Kadra Zreineh arbeitet als lizensierte Reiseleiterin mit israelischen und deutschen Reisebüros zusammen. Im Westjordanland führt sie nach Jericho, Nablus oder Hebron und macht dabei aus ihrem Herzen keine Mördergrube: "Ich möchte mein Leben nicht tauschen, weil ich eine Erfahrung gemacht habe: Weil ich Jesus in meinem Herzen habe, weiß ich, dass es wichtig ist, wie man lebt und nicht, wo man lebt." Überhaupt wehrt sich die Christin dagegen, Juden und Israelis Feinde zu nennen. Nächstenliebe ist für Kadra Zreineh kein Fremdwort.
Das spürt auch ihre Stegauracher Gastfamilie Jäger, in der die Palästinenserin mit ihrem Mann und Sohn herzliche Aufnahme gefunden hat. "Wir haben sie sehr gerne bei uns", sagt Adalbert Jäger, der mit seiner Tochter Johanna im Bootshaus dabei ist.
Johanna und andere Stegauracher haben Kadra Zreideh im vergangenen Jahr in Betlehem als Reiseführerin erlebt und die charismatische Frau nach Franken eingeladen. Schon seit Jahren kommt die Palästinenserin immer wieder nach Deutschland, um Vorträge zu halten und über ihre Bemühungen in der Heimat, Juden, Christen und Muslime zusammen zu führen, zu erzählen.
Das hat Kadra Zreineh jetzt auch vor über hundert Zuhörern im Stegauracher Pfarrheim Luigi Padovese getan. Nicht gerade ein "Heimspiel", aber auch nicht ein völlig fremdes Terrain, denn sie wurde 1963 in Engelskirchen bei Bonn geboren, wohin ihre Eltern 1956 von Betlehem aus hingezogen waren.
Angst vor Heimflug 1978 siedelte die inzwischen sechsköpfige Familie in die Geburtsstadt Jesu zurück. Dort heiratete Kadra, bekam vier Kinder und vier Enkel.
Sohn Emad studiert seit zwei Jahren an der Universität Mainz und wird mit seinen Eltern nicht nach Betlehem zurückreisen.
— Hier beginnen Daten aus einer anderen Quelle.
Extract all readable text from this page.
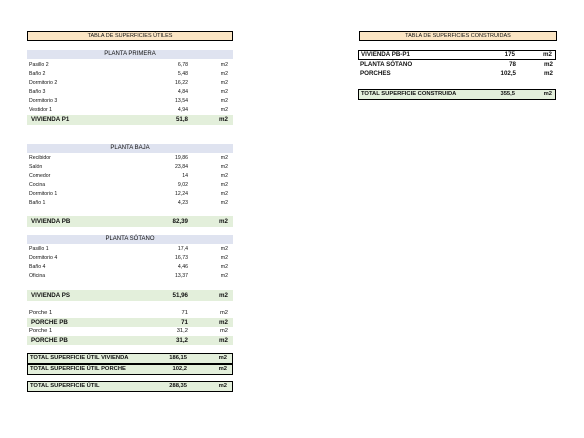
TABLA DE SUPERFICIES ÚTILES
PLANTA PRIMERA
Pasillo 2	6,78	m2
Baño 2	5,48	m2
Dormitorio 2	16,22	m2
Baño 3	4,84	m2
Dormitorio 3	13,54	m2
Vestidor 1	4,94	m2
VIVIENDA P1	51,8	m2
PLANTA BAJA
Recibidor	19,86	m2
Salón	23,84	m2
Comedor	14	m2
Cocina	9,02	m2
Dormitorio 1	12,24	m2
Baño 1	4,23	m2
VIVIENDA PB	82,39	m2
PLANTA SÓTANO
Pasillo 1	17,4	m2
Dormitorio 4	16,73	m2
Baño 4	4,46	m2
Oficina	13,37	m2
VIVIENDA PS	51,96	m2
Porche 1	71	m2
PORCHE PB	71	m2
Porche 1	31,2	m2
PORCHE PB	31,2	m2
TOTAL SUPERFICIE ÚTIL VIVIENDA	186,15	m2
TOTAL SUPERFICIE ÚTIL PORCHE	102,2	m2
TOTAL SUPERFICIE ÚTIL	288,35	m2
TABLA DE SUPERFICIES CONSTRUIDAS
VIVIENDA PB-P1	175	m2
PLANTA SÓTANO	78	m2
PORCHES	102,5	m2
TOTAL SUPERFICIE CONSTRUIDA	355,5	m2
An ihren Heimflug denkt Kadra Zreineh in der derzeitigen brenzligen Situation mit Sorge. Eigentlich dürfen Palästinenser nicht den Flughafen Ben Gurion in Tel Aviv benutzen, sondern müssen über Amman in Jordanien reisen. Das Ehepaar Zreineh hatte allerdings auf Vermittlung der deutschen Gastgeber für Tel Aviv eine Ausnahmegenehmigung bekommen.
"Jetzt würde ich gerne über Amman fliegen!", bekennt Kadra Zreineh ihre Angst vor Raketen. Und hofft, eines Tages gesund und wohlbehalten noch einmal Bamberg besuchen zu können: "Hier ist Rom und Venedig und ganz Europa", freut sie sich nach einer ausgiebigen Stadtführung und einem Spaziergang durch den Hain über ihre Entdeckungen im Weltkulturerbe.
Bravo!!
Der Artikel zeigt endlich die sonst sehr selten erwähnten Seiten des friedlichen Miteinanders auf.
Bei unserer kürzlich abgeschlossenen Jordanienreise haben wir in persönlichen Gesprächen von privaten Unterstützungen zwischen Moslems und Christen und umgekehrt in Dingen des täglichen Lebens efahren.
Dies Seite sollte mehr bekannt gemacht werden, oder wo möglich, auch unterstützt werden, dann kommt dieses
wichtige friedliche Miteinander, das vielfach unbekannt, aber prktiziert wird, auch an die Öffenlichkeit.